Reinforcement Learning Tuning for VideoLLMs: Reward Design and Data Efficiency
Hongyu Li, Songhao Han, Yue Liao, Junfeng Luo, Jialin Gao, Shuicheng Yan, Si Liu
TL;DR
This paper introduces Temporal-RLT, a GRPO-based post-training framework to boost video-specific reasoning in multimodal large language models. It employs a dual reward design—discrete semantic signals from multi-choice VideoQA and continuous temporal signals from temporal IoU grounding—together with variance-aware data selection to improve learning efficiency. The authors construct Temporal-RLT-Full-490k and Temporal-RLT-32k datasets and demonstrate strong, data-efficient gains across eight video understanding benchmarks, including VideoQA, grounding, and reasoning tasks, outperforming supervised fine-tuning and prior RLT baselines.
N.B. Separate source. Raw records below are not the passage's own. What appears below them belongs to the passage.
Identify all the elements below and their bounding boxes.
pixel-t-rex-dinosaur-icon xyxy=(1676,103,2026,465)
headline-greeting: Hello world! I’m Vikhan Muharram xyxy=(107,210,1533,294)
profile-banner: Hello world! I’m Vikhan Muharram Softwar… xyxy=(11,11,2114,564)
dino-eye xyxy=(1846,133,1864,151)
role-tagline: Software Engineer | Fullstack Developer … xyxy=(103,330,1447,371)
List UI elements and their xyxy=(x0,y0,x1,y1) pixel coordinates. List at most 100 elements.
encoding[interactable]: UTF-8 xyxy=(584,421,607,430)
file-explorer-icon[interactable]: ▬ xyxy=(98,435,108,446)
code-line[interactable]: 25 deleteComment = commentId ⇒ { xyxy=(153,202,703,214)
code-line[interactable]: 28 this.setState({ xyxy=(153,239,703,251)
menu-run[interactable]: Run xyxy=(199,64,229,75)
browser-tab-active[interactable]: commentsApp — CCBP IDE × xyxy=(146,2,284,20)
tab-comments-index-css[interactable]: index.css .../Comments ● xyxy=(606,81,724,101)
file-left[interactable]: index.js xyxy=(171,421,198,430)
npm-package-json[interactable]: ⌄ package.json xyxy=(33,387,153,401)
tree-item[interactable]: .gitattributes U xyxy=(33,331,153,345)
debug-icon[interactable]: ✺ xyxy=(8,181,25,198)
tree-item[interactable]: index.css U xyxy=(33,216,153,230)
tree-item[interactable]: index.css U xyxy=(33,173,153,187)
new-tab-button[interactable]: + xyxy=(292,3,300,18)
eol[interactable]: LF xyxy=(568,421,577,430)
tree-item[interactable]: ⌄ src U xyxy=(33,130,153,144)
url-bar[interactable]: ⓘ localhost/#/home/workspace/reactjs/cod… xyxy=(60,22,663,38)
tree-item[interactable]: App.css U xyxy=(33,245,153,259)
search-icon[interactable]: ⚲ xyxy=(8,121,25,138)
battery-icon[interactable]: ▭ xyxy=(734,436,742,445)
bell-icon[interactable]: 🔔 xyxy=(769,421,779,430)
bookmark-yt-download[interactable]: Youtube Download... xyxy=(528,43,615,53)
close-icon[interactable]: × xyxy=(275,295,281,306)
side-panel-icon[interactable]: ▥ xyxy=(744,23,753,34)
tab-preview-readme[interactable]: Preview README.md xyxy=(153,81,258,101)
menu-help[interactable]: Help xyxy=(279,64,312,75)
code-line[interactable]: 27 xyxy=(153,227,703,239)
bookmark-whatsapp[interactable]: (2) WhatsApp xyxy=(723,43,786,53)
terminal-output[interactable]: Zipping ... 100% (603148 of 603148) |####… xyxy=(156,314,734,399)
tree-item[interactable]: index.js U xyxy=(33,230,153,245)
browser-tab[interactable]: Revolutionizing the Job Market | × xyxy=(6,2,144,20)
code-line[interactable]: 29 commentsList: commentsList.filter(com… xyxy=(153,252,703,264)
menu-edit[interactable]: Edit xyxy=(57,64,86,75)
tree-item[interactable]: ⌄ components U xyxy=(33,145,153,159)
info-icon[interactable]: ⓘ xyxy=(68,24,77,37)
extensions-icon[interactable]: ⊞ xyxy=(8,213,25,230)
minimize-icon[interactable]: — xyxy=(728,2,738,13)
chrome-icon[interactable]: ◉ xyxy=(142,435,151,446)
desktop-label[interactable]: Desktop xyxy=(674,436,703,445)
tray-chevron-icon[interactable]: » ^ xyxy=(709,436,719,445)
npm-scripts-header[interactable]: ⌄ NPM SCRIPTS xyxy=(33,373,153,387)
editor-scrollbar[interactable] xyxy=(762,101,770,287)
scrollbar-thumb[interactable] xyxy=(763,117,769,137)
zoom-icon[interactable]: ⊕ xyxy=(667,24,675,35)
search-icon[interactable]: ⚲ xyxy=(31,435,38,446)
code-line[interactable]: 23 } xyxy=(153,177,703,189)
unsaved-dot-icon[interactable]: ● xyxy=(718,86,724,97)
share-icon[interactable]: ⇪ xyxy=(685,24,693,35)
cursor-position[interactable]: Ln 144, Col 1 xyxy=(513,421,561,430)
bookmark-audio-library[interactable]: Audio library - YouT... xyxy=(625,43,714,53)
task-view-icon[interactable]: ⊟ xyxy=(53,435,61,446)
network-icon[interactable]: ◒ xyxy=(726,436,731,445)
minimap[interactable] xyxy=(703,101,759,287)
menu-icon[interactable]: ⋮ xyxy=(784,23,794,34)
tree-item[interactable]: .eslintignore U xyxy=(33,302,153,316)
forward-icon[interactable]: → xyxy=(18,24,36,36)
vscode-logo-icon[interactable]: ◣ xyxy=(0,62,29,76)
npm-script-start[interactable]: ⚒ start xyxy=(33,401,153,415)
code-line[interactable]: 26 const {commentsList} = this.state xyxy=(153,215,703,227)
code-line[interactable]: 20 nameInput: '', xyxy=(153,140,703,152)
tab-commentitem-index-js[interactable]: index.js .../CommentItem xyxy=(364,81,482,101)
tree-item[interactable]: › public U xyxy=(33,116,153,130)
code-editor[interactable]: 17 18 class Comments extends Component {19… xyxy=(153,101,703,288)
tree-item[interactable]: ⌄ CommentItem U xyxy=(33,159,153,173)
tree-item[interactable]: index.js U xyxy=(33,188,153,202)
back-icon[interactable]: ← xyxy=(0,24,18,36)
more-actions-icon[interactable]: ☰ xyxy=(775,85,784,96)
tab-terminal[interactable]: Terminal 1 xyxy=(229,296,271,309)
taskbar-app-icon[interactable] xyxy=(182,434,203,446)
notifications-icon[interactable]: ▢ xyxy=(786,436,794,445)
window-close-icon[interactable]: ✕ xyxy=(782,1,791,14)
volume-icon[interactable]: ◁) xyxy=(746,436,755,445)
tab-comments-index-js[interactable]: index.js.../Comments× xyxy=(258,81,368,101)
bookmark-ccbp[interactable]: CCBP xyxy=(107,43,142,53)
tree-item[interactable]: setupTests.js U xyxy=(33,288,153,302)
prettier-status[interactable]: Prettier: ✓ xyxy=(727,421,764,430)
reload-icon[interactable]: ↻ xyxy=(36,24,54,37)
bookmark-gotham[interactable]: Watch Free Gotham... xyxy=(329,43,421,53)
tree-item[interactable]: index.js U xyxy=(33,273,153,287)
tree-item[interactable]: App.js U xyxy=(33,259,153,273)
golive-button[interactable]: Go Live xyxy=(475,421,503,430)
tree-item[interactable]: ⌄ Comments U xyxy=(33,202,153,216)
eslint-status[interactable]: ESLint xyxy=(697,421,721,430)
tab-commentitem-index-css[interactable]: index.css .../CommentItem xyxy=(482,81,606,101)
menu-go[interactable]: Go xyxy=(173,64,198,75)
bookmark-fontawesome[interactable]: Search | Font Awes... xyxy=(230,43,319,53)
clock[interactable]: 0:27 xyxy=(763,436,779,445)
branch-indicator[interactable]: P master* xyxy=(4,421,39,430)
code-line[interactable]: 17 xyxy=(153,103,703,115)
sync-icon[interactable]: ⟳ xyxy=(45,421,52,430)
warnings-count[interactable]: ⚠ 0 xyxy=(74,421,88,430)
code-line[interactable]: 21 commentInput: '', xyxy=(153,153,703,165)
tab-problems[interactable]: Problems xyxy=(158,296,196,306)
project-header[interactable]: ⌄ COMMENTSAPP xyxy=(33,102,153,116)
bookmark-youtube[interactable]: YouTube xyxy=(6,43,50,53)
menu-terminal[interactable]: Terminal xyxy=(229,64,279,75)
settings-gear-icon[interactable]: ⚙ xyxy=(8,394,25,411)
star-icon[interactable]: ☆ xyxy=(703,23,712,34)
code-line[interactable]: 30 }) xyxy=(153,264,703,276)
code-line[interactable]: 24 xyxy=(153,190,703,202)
The work highlights reward design and sample selection as key levers for scalable, reasoning-centric video understanding with VideoLLMs, while noting limitations and future directions for richer thinking supervision.
Abstract
Understanding real-world videos with complex semantics and long temporal dependencies remains a fundamental challenge in computer vision. Recent progress in multimodal large language models (MLLMs) has demonstrated strong capabilities in vision-language tasks, while reinforcement learning tuning (RLT) has further improved their reasoning abilities. In this work, we explore RLT as a post-training strategy to enhance the video-specific reasoning capabilities of MLLMs. Built upon the Group Relative Policy Optimization (GRPO) framework, we propose a dual-reward formulation that supervises both semantic and temporal reasoning through discrete and continuous reward signals. To facilitate effective preference-based optimization, we introduce a variance-aware data selection strategy based on repeated inference to identify samples that provide informative learning signals. We evaluate our approach across eight representative video understanding tasks, including VideoQA, Temporal Video Grounding, and Grounded VideoQA. Our method consistently outperforms supervised fine-tuning and existing RLT baselines, achieving superior performance with significantly less training data. These results underscore the importance of reward design and data selection in advancing reasoning-centric video understanding with MLLMs. Notably, The initial code release (two months ago) has now been expanded with updates, including optimized reward mechanisms and additional datasets. The latest version is available at https://github.com/appletea233/Temporal-R1 .